Il lavoro uccide ancora e ancora

Mario Guido faloci

Non ci sono vaccini per le “morti bianche”            

Quando lo scorso 3 maggio in un incidente sul lavoro Luana D’Orazio, 22 anni, è morta schiacciata dal macchinario con cui stava lavorando, l’Italia ha riscoperto che non si muore solo di virus. Lo scorso anno ben 1270 lavoratori non hanno fatto ritorno alla loro casa, in un quadro fortemente influenzato dalla pandemia: nel 2020 il lungo fermo delle attività non essenziali ha ridotto gli incidenti più tradizionali, ma l’aumento del 775% (!) di morti tra il personale sanitario, ha portato ad un complessivo +16,6%, rispetto al 2019. Eppure, di come questa piaga sia ancora in crescita nel nostro paese, ce se ne accorge solo ora: in mezzo alle discussioni sui vaccini, alle attività ancora chiuse, alla caduta del governo, ai piani di recupero economico, in pochi si sono accorti che nei primi tre mesi del nuovo anno, le morti sul lavoro erano aumentate ancora rispetto allo stesso periodo del 2020: in totale 19 decessi in più (ma, ciò che è più grave che sono ben 40 in più, “in occasione di lavoro”). La morte della giovane e bella operaia, con la mediatica diffusione delle sue fotografie sui social, ha strappato il velo di silenzio che normalmente nasconde le cosiddette morti bianche ed ha ricordato al paese che in Italia si muore anche di altro, che non sia il Covid. Ma, se nei giorni successivi faceva ancora scalpore la cronaca di altri lavoratori uccisi dal loro lavoro (oltre a Luana,  Christian Martinelli a Busto Arsizio; Andrea Recchia a Sorbolo e altri ancora), è molto probabile che una volta finita la campagna di solidarietà per il piccolo figlio di Luana, il tema degli incidenti mortali sul lavoro tornerà ad essere trattata in modo secondario. Anche se, pur quando i morti siano meno giovani, meno belli, mediaticamente meno interessanti, l’esito degli incidenti non è meno tragico.

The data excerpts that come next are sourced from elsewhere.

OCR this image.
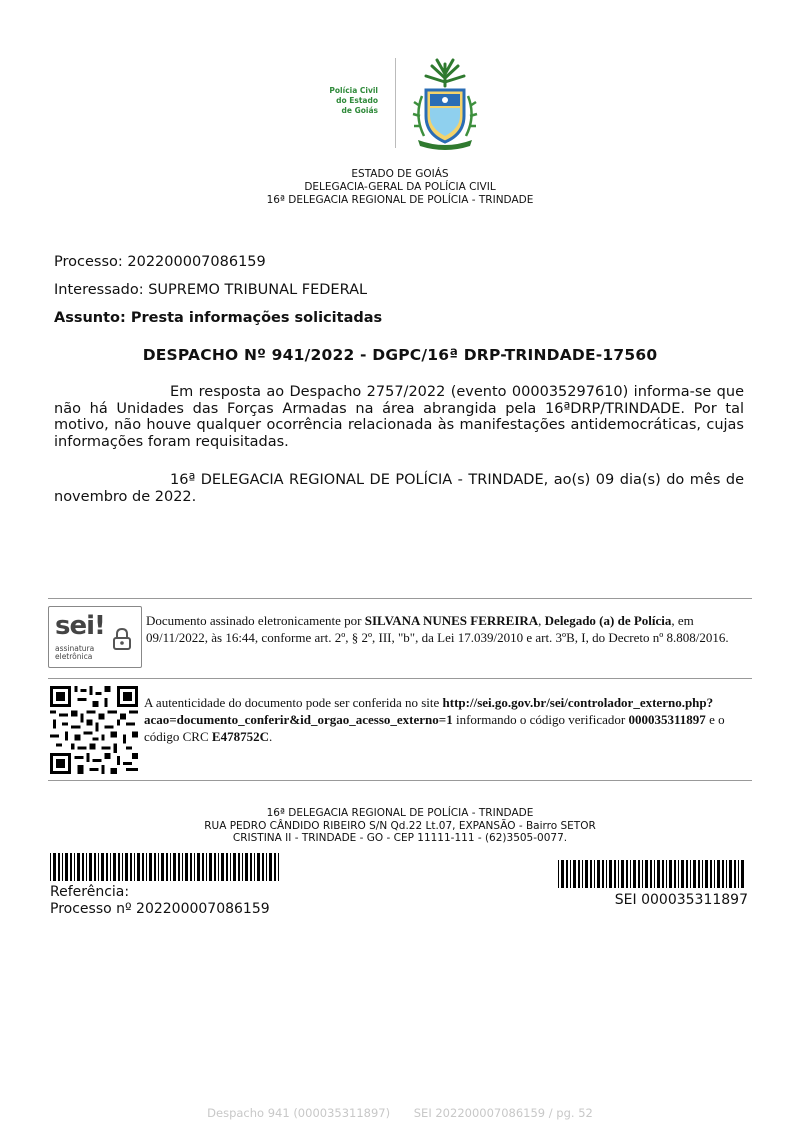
Polícia Civil
do Estado
de Goiás
ESTADO DE GOIÁS
DELEGACIA-GERAL DA POLÍCIA CIVIL
16ª DELEGACIA REGIONAL DE POLÍCIA - TRINDADE
Processo: 202200007086159
Interessado: SUPREMO TRIBUNAL FEDERAL
Assunto: Presta informações solicitadas
DESPACHO Nº 941/2022 - DGPC/16ª DRP-TRINDADE-17560

Em resposta ao Despacho 2757/2022 (evento 000035297610) informa-se que não há Unidades das Forças Armadas na área abrangida pela 16ªDRP/TRINDADE. Por tal motivo, não houve qualquer ocorrência relacionada às manifestações antidemocráticas, cujas informações foram requisitadas.

16ª DELEGACIA REGIONAL DE POLÍCIA - TRINDADE, ao(s) 09 dia(s) do mês de novembro de 2022.

sei!
assinatura
eletrônica
Documento assinado eletronicamente por SILVANA NUNES FERREIRA, Delegado (a) de Polícia, em 09/11/2022, às 16:44, conforme art. 2º, § 2º, III, "b", da Lei 17.039/2010 e art. 3ºB, I, do Decreto nº 8.808/2016.
A autenticidade do documento pode ser conferida no site http://sei.go.gov.br/sei/controlador_externo.php?acao=documento_conferir&id_orgao_acesso_externo=1 informando o código verificador 000035311897 e o código CRC E478752C.
16ª DELEGACIA REGIONAL DE POLÍCIA - TRINDADE
RUA PEDRO CÂNDIDO RIBEIRO S/N Qd.22 Lt.07, EXPANSÃO - Bairro SETOR
CRISTINA II - TRINDADE - GO - CEP 11111-111 - (62)3505-0077.
Referência:
Processo nº 202200007086159
SEI 000035311897
Despacho 941 (000035311897) SEI 202200007086159 / pg. 52
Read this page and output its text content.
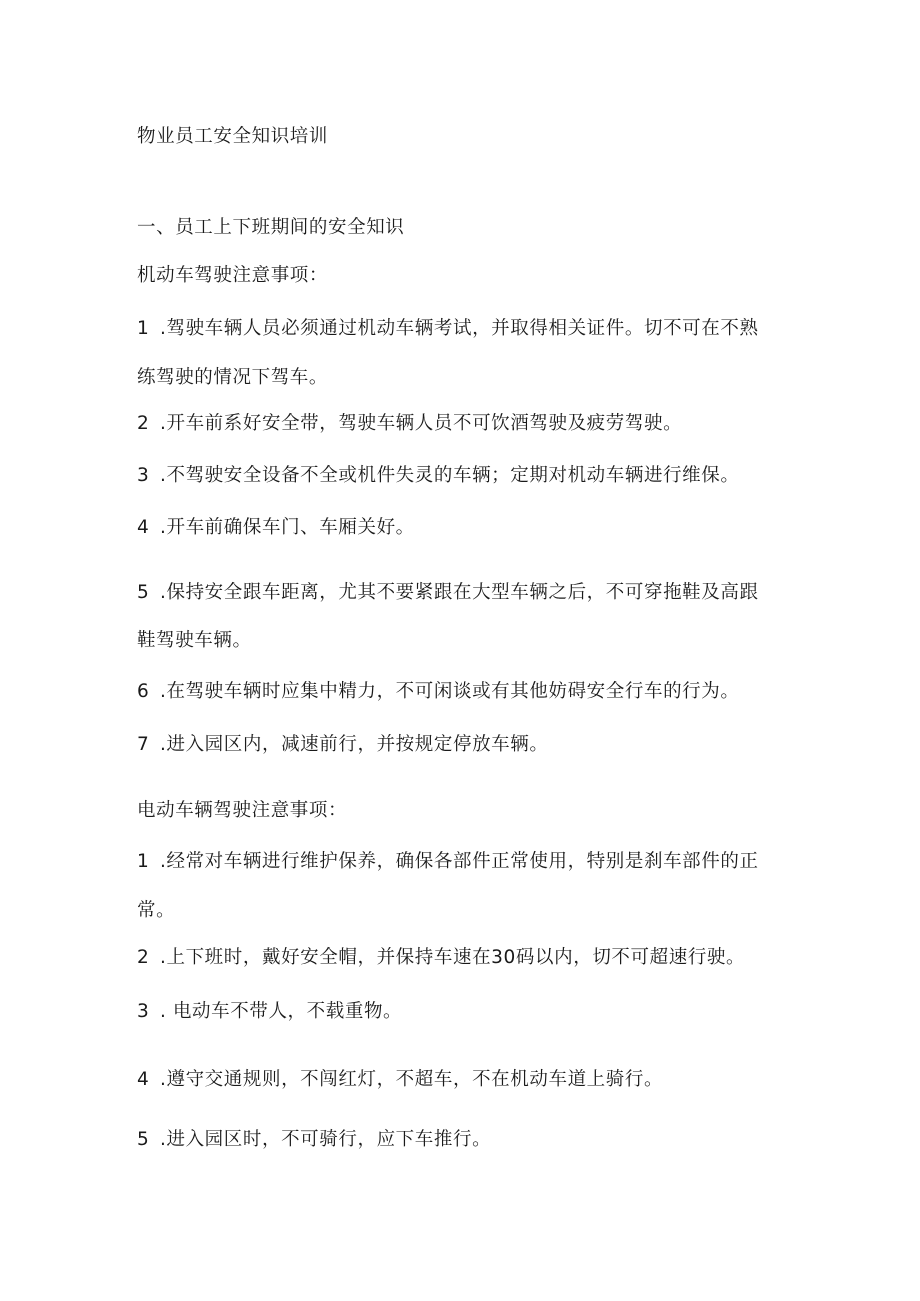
物业员工安全知识培训
一、员工上下班期间的安全知识
机动车驾驶注意事项：
1 .驾驶车辆人员必须通过机动车辆考试，并取得相关证件。切不可在不熟
练驾驶的情况下驾车。
2 .开车前系好安全带，驾驶车辆人员不可饮酒驾驶及疲劳驾驶。
3 .不驾驶安全设备不全或机件失灵的车辆；定期对机动车辆进行维保。
4 .开车前确保车门、车厢关好。
5 .保持安全跟车距离，尤其不要紧跟在大型车辆之后，不可穿拖鞋及高跟
鞋驾驶车辆。
6 .在驾驶车辆时应集中精力，不可闲谈或有其他妨碍安全行车的行为。
7 .进入园区内，减速前行，并按规定停放车辆。
电动车辆驾驶注意事项：
1 .经常对车辆进行维护保养，确保各部件正常使用，特别是刹车部件的正
常。
2 .上下班时，戴好安全帽，并保持车速在30码以内，切不可超速行驶。
3 . 电动车不带人，不载重物。
4 .遵守交通规则，不闯红灯，不超车，不在机动车道上骑行。
5 .进入园区时，不可骑行，应下车推行。
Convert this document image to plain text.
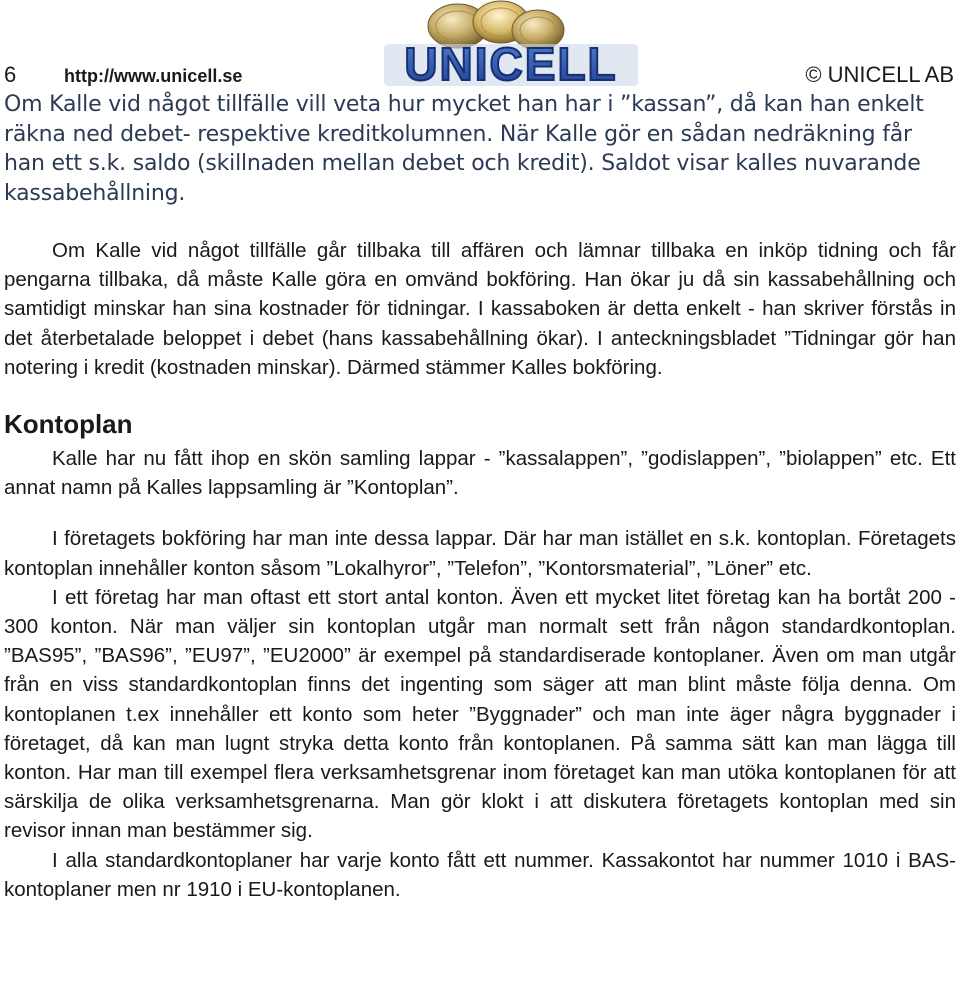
6	http://www.unicell.se	UNICELL	© UNICELL AB

Om Kalle vid något tillfälle vill veta hur mycket han har i ”kassan”, då kan han enkelt räkna ned debet- respektive kreditkolumnen. När Kalle gör en sådan nedräkning får han ett s.k. saldo (skillnaden mellan debet och kredit). Saldot visar kalles nuvarande kassabehållning.

Om Kalle vid något tillfälle går tillbaka till affären och lämnar tillbaka en inköp tidning och får pengarna tillbaka, då måste Kalle göra en omvänd bokföring. Han ökar ju då sin kassabehållning och samtidigt minskar han sina kostnader för tidningar. I kassaboken är detta enkelt - han skriver förstås in det återbetalade beloppet i debet (hans kassabehållning ökar). I anteckningsbladet ”Tidningar gör han notering i kredit (kostnaden minskar). Därmed stämmer Kalles bokföring.

Kontoplan

Kalle har nu fått ihop en skön samling lappar - ”kassalappen”, ”godislappen”, ”biolappen” etc. Ett annat namn på Kalles lappsamling är ”Kontoplan”.

I företagets bokföring har man inte dessa lappar. Där har man istället en s.k. kontoplan. Företagets kontoplan innehåller konton såsom ”Lokalhyror”, ”Telefon”, ”Kontorsmaterial”, ”Löner” etc.

I ett företag har man oftast ett stort antal konton. Även ett mycket litet företag kan ha bortåt 200 - 300 konton. När man väljer sin kontoplan utgår man normalt sett från någon standardkontoplan. ”BAS95”, ”BAS96”, ”EU97”, ”EU2000” är exempel på standardiserade kontoplaner. Även om man utgår från en viss standardkontoplan finns det ingenting som säger att man blint måste följa denna. Om kontoplanen t.ex innehåller ett konto som heter ”Byggnader” och man inte äger några byggnader i företaget, då kan man lugnt stryka detta konto från kontoplanen. På samma sätt kan man lägga till konton. Har man till exempel flera verksamhetsgrenar inom företaget kan man utöka kontoplanen för att särskilja de olika verksamhetsgrenarna. Man gör klokt i att diskutera företagets kontoplan med sin revisor innan man bestämmer sig.

I alla standardkontoplaner har varje konto fått ett nummer. Kassakontot har nummer 1010 i BAS-kontoplaner men nr 1910 i EU-kontoplanen.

Il problema è che non siamo capaci d’indignarci come dovremmo, non siamo mai abbastanza arrabbiati da protestare come servirebbe, per questo virus del mondo produttivo, che è il mancato rispetto delle norme di sicurezza: basti pensare che neppure per le morti della Tyssen-Krups si è fermato il paese… Eppure, nei primi tre mesi dell’anno sono già morte 185 persone (più di due al giorno); eppure ancora avviene che nelle aziende s’intervenga sulle misure di sicurezza per alzare la produttività; eppure ancora ci sono lavoratori che preferiscano il rischio di perdere la vita a quello di perdere il lavoro. Forse, nelle pieghe della rigoristica riduzione della spesa nella Pubblica Amministrazione, sono andati perduti molti di quei controlli che avrebbero potuto salvare delle vite: le ispezioni serie, “a sorpresa”, senza alcuna denuncia preventiva, sono una vera rarità. Probabilmente le formazioni sulla sicurezza impartite sui posti di lavoro, sono troppo piene di tecnicismi (anche giuridici), per essere comprensibili ai più e valide anche a livello pratico: forse non è la cosa più utile, insegnare ad un manovale come ovviare ai problemi di postura errata, nel lavoro al videoterminale. Sicuramente la perdita della capacità dei lavoratori di “fare muro” anche contro le scelte pericolose, ci ha praticamente fatto perdere il diritto all’autotutela: ormai è raro che ci si muova all’unisono per protestare. Ma se pure possiamo paragonare le morti bianche ad un virus del mondo produttivo, non avendo nessun corrispettivo del vaccino, quale plausibile soluzione ai suoi danni, allora per difendercene noi tutti non abbiamo che le precauzioni, le cautele e le segnalazioni all’autorità. Ed è bene che, come per le mascherine ben calzate, non si abbassi mai la nostra soglia di attenzione. Altrimenti, continueremo ogni giorno a tenere il conto di quanti non torneranno a casa, magari commuovendoci o indignandoci, quando la morte coglierà un’altra persona giovane e bella, ma comunque solo un essere umano che pensava di lavorare per vivere. E faremo tutto questo con un misto di fatalità e paura, sperando che non tocchi mai a noi.